Na primeira manifestação de junho neste ano no Rio de Janeiro, quando apenas 300 pessoas fecharam parte da avenida Presidente Antônio Carlos, éramos apenas 5 advogados para tirar 31 presos pela brutal repressão policial, que ocorreu em frente ao fórum, às 18 horas. Bem no final do expediente, quando grande número de pessoas estão saindo. Sobrou balda de borracha e gás lacrimogênio para quem estivesse saindo do tribunal, advogados, serventuários, juízes, promotores e partes.

A repressão foi aumentando a cada manifestação e foram surgindo também instrumentos de defesa dos manifestantes: máscara de gás lacrimogênio, lenço molhado e, também, advogados. Paralelamente e com os mesmos instrumentos, foi criado nas redes sociais o grupo Habeas Corpus. Advogados de todas as idades, mas na maioria bem jovens, começaram a ir às delegacias e manifestações de forma voluntária.

No mesmo processo a violência do Estado crescia: Comissão de Repressão aos atos de Vandalismo, leis dos mascarados, mais policiais e bombas nos manifestantes. Medidas inconstitucionais criadas em flagrantes abusos de autoridade.

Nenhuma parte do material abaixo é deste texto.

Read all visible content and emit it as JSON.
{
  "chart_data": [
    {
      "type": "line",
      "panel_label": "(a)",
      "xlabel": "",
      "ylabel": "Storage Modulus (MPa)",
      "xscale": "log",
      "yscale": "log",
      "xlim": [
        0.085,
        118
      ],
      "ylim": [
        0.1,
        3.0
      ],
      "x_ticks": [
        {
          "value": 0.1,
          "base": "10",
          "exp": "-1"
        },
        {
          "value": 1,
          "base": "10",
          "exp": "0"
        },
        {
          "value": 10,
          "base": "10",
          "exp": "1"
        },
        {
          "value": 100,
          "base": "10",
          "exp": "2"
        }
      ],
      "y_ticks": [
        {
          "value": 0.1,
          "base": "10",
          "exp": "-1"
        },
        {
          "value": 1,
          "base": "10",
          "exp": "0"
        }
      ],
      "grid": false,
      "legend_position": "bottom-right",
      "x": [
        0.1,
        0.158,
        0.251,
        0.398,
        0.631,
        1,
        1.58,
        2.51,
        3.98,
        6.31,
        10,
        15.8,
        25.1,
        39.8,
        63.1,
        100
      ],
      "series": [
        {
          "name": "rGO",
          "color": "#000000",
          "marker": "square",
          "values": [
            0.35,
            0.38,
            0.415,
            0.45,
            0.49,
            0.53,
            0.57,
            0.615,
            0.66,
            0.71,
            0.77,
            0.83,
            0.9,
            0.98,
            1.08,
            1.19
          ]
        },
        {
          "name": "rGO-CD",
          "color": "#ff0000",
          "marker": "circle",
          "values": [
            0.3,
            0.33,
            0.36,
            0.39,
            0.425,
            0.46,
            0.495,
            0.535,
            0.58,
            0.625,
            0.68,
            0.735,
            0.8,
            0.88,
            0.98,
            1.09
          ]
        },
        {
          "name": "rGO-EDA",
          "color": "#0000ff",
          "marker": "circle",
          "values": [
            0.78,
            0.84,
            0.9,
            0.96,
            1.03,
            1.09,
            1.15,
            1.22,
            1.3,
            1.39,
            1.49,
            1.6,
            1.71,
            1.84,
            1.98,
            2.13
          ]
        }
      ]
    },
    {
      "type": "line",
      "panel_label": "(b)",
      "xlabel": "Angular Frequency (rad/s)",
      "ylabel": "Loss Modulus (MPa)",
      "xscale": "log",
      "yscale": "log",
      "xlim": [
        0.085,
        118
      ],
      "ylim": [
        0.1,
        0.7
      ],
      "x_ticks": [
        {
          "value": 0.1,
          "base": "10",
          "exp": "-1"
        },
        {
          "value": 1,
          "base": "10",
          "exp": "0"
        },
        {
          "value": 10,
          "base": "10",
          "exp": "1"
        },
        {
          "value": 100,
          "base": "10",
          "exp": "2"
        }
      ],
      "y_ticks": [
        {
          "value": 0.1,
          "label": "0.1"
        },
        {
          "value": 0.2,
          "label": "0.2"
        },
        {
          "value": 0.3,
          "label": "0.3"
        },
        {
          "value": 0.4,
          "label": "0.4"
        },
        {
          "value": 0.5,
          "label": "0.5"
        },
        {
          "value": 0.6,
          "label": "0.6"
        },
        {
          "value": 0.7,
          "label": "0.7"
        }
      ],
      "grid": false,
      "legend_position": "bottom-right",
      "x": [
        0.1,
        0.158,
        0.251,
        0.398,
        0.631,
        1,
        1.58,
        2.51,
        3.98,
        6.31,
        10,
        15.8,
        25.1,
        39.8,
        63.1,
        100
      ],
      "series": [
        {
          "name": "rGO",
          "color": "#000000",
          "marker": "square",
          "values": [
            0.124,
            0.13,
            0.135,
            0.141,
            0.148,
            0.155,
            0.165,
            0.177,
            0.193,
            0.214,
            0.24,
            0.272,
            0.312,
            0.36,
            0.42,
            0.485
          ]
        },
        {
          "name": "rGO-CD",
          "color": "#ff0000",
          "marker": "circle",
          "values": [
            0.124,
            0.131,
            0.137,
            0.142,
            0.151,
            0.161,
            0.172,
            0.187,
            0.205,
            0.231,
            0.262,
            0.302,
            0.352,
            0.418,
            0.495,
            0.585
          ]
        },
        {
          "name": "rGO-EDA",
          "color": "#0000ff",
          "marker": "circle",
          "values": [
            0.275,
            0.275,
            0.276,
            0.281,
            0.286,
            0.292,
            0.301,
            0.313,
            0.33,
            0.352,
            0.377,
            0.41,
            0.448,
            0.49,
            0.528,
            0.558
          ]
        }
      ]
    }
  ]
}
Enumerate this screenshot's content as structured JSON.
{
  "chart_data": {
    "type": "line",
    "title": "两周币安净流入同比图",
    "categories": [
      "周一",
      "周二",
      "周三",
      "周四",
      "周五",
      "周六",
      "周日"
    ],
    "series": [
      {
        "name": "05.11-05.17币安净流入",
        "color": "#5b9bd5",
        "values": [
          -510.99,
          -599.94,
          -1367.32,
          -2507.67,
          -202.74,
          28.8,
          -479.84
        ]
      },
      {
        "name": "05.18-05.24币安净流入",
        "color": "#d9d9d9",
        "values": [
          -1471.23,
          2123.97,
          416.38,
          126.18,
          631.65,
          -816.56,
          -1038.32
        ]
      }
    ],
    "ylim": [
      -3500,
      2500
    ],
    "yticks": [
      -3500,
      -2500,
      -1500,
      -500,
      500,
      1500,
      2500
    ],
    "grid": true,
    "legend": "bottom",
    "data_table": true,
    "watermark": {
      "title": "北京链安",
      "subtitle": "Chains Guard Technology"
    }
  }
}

Lembrei que a nossa Marcha da Maconha passou anteriormente por processo semelhante. E mesmo depois de ganharmos a Arguição de Descumprimento de Preceito Fundamental – ADPF 187, por unanimidade, no Supremo Tribunal Federal, a Marcha foi brutalmente reprimida na lotada Vieira Souto.

Autoridades brasileiras, como se estivéssemos numa mistura de monarquia escravocrata com a torturadora ditadura militar, não respeitam a constituição, nem a democracia. Pensam que estão acima delas e não cumprem as leis que não gostam. Por isso alguns advogados e advogadas começam a brincar, sempre de forma muito séria, dizendo que vão criar nas próximas Marchas da Maconha o grupo Fumus Boni Iuris, brincando com um brocardo jurídico que significa: fumaça de bom direito.